I found out from fellow brewers that you'll need to use about a kilo to get any sort of effect and that would cost about $40 seeing as though you buy it in 250ml bottles and that costs about $10 even buying wholesale wasn't that much cheaper. It ok for canadians to use it because its dirt cheap over there about $2 a kilo and they can get straight concentrated syrup the can be subtituted for water in the recipe 

but i still want to use it one day


----------



## proudscum (14/1/11)

mje1980 said:


> Im reading the classic beer styles brown ale book, and it mentions maple syrup. It needs to be real maple syrup, not imitation, and it needs to be added post boil, without being boiled, if you want the aroma and flavour. I think it just needs pasteurisation. Honey can be treated the same from memory.

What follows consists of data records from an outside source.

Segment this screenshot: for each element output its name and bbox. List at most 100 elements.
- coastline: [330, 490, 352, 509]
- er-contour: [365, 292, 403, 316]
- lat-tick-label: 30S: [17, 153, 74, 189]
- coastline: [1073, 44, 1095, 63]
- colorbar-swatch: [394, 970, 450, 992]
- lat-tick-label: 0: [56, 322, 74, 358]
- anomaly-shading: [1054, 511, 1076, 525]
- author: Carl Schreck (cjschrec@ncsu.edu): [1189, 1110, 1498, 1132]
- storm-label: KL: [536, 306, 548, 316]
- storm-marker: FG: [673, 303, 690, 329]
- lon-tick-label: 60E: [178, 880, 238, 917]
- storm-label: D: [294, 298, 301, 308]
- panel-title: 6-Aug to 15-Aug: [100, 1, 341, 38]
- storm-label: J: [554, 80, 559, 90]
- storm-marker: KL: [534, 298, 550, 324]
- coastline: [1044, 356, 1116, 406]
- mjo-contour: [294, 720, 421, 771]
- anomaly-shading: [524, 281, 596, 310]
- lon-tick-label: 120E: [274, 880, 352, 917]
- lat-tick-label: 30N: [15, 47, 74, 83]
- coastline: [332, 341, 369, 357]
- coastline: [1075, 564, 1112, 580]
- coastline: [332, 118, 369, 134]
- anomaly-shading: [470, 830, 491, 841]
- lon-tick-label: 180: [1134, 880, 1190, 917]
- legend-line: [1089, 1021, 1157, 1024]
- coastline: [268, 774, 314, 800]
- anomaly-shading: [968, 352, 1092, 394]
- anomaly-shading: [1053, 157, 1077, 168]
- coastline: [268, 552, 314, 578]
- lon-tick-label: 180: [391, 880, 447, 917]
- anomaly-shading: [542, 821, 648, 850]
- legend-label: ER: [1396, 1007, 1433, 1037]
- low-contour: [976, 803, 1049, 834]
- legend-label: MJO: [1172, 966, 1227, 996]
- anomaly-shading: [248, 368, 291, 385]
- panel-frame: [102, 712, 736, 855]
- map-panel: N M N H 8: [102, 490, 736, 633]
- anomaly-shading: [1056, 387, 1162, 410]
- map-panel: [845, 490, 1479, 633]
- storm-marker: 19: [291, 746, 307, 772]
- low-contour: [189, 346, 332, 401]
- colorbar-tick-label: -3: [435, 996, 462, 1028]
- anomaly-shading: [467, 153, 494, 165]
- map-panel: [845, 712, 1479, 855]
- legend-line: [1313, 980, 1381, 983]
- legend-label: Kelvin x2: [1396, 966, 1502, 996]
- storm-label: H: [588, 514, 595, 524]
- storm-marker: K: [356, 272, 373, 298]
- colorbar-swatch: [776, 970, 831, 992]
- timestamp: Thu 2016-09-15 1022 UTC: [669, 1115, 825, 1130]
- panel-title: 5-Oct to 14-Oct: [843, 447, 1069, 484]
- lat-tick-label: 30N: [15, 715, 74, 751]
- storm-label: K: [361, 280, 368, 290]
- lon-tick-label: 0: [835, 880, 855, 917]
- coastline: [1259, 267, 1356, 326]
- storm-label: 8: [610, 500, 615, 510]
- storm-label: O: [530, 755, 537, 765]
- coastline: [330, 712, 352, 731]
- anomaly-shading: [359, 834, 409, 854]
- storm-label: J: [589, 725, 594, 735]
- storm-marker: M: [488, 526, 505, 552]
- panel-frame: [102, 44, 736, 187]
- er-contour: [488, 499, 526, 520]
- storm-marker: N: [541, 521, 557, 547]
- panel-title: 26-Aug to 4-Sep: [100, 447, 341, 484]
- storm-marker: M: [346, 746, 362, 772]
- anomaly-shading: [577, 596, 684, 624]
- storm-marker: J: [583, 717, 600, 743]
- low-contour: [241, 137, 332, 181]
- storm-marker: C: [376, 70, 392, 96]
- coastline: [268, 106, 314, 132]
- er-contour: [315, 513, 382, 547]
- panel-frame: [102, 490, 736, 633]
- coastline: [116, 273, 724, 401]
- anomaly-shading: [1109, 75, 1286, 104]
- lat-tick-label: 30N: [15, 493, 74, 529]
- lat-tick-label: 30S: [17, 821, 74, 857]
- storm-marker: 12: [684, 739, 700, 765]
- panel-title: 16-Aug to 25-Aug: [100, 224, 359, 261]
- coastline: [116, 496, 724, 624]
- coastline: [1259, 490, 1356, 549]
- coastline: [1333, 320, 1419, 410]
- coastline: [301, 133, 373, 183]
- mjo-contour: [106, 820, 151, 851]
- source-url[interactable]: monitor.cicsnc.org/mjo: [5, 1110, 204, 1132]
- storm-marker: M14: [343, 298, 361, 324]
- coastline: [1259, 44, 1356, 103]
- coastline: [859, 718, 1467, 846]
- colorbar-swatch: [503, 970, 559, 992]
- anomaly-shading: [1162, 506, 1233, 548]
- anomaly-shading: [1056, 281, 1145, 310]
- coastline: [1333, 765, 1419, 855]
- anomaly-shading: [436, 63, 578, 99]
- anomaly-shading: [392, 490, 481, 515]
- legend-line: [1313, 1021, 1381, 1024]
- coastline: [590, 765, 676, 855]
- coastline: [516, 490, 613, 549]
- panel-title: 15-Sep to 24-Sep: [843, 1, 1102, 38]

For the manufacture of good maple syrup it is boiled down by 40:1 so one would imagine that it can go straight into the fermenter.It should go well with porter,browns or a smoked beer.If you can get amber grade it has a much better flavour.

http://pittsburgh.about.com/cs/pennsylvani...maple_syrup.htm

My partner got maple syrup from these people X1 Gallon X1 quart when the dollar was low
72/100 and it cost about $150 to the door.God it was good stuff just cant go back to the rubbish in the supermarket.

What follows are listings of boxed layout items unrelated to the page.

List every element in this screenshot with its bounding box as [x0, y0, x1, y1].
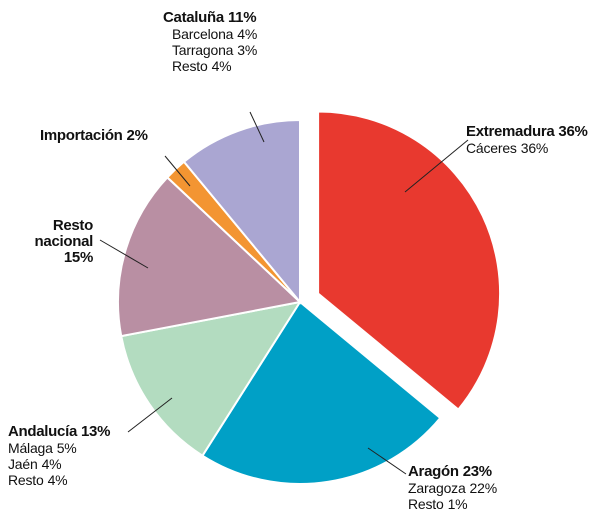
leader-line [164, 155, 191, 187]
breakdown-name: Resto [408, 496, 444, 512]
leader-line [249, 111, 265, 143]
leader-line [367, 447, 407, 475]
breakdown-row: Cáceres 36% [466, 140, 588, 156]
slice-label: Resto nacional 15% [20, 217, 94, 266]
pie-slice [117, 175, 303, 338]
value-label: 36% [558, 123, 588, 140]
breakdown-row: Resto 4% [8, 472, 110, 488]
slice-heading: Cataluña 11% [163, 10, 257, 26]
breakdown-share: 1% [447, 496, 468, 512]
category-name: Cataluña [163, 9, 224, 26]
breakdown-share: 4% [47, 472, 68, 488]
breakdown-share: 22% [469, 480, 498, 496]
leader-line [99, 239, 149, 269]
category-name: Andalucía [8, 423, 77, 440]
slice-label: Aragón 23% Zaragoza 22% Resto 1% [408, 464, 497, 513]
category-name: Importación [40, 127, 123, 144]
value-label: 2% [126, 127, 148, 144]
value-label: 11% [227, 9, 257, 26]
breakdown-name: Barcelona [172, 26, 234, 42]
breakdown-share: 3% [237, 42, 258, 58]
breakdown-name: Resto [172, 58, 208, 74]
slice-heading: Resto nacional 15% [20, 217, 94, 266]
leader-line [404, 139, 469, 193]
slice-heading: Importación 2% [40, 128, 148, 144]
value-label: 15% [63, 249, 93, 266]
breakdown-share: 4% [41, 456, 62, 472]
pie-slice [317, 110, 502, 411]
breakdown-share: 36% [520, 140, 549, 156]
category-name: Extremadura [466, 123, 555, 140]
breakdown-row: Tarragona 3% [163, 42, 257, 58]
breakdown-share: 4% [237, 26, 258, 42]
pie-slice [201, 300, 442, 485]
breakdown-row: Jaén 4% [8, 456, 110, 472]
slice-label: Importación 2% [40, 128, 148, 144]
breakdown-name: Jaén [8, 456, 38, 472]
slice-heading: Andalucía 13% [8, 424, 110, 440]
value-label: 13% [80, 423, 111, 440]
slice-heading: Aragón 23% [408, 464, 497, 480]
breakdown-row: Zaragoza 22% [408, 480, 497, 496]
slice-label: Extremadura 36% Cáceres 36% [466, 124, 588, 157]
slice-heading: Extremadura 36% [466, 124, 588, 140]
breakdown-share: 4% [211, 58, 232, 74]
value-label: 23% [462, 463, 492, 480]
breakdown-name: Zaragoza [408, 480, 466, 496]
breakdown-row: Resto 1% [408, 496, 497, 512]
breakdown-row: Málaga 5% [8, 440, 110, 456]
breakdown-row: Barcelona 4% [163, 26, 257, 42]
pie-slice [120, 300, 303, 458]
breakdown-row: Resto 4% [163, 58, 257, 74]
pie [117, 110, 502, 485]
breakdown-name: Tarragona [172, 42, 234, 58]
category-name: Aragón [408, 463, 459, 480]
leader-line [127, 397, 173, 433]
breakdown-name: Cáceres [466, 140, 517, 156]
breakdown-share: 5% [56, 440, 77, 456]
breakdown-name: Málaga [8, 440, 53, 456]
category-name: Resto nacional [34, 217, 94, 250]
slice-label: Cataluña 11% Barcelona 4% Tarragona 3% Resto 4% [163, 10, 257, 75]
pie-slice [182, 118, 301, 305]
slice-label: Andalucía 13% Málaga 5% Jaén 4% Resto 4% [8, 424, 110, 489]
breakdown-name: Resto [8, 472, 44, 488]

https://maple.vtweb.com/momandpopsmaple/order.htm


----------



## Airgead (14/1/11)

I've used maple in meads (lovely) when some friends from Canada brought some over for us but am yet to try it in beers. Use it the way you would honey. Add post boil or you will loose all the flavour. Its concentrated enough that it really doesn't need any treatment but the paranoid may like to add it when its still above pasteurisation temp just in case. Has a different flavour to honey but should work most places honey works. I'm thinking a maple porter or maybe a maple brown...

Cheers
Dave


----------



## brettprevans (14/1/11)

just on the substituting dex for maple syrup..its chalk and cheese. dex is copletely fermentable and no taste, thins beer etc. maple syrup isnt completely fermentable has taste etc etc. it gives you a completely differant profile. as other have said, honey would be your next closest substitute, but again the flavours that maple syrup provide are kind of unique. 

as for it tasting horrible in beer. pffft. what rubbish


----------



## mje1980 (15/1/11)

Im seriously tempted to do a maple syrup brown ale. It'd be worth the 20 bucks for 500ml of the stuff i think. I think i'dd add it at flameout, or possibly the cube, as the wort is still quite hot going in ( i let it sit for 10 mins ). be worth it for the aroma alone!


----------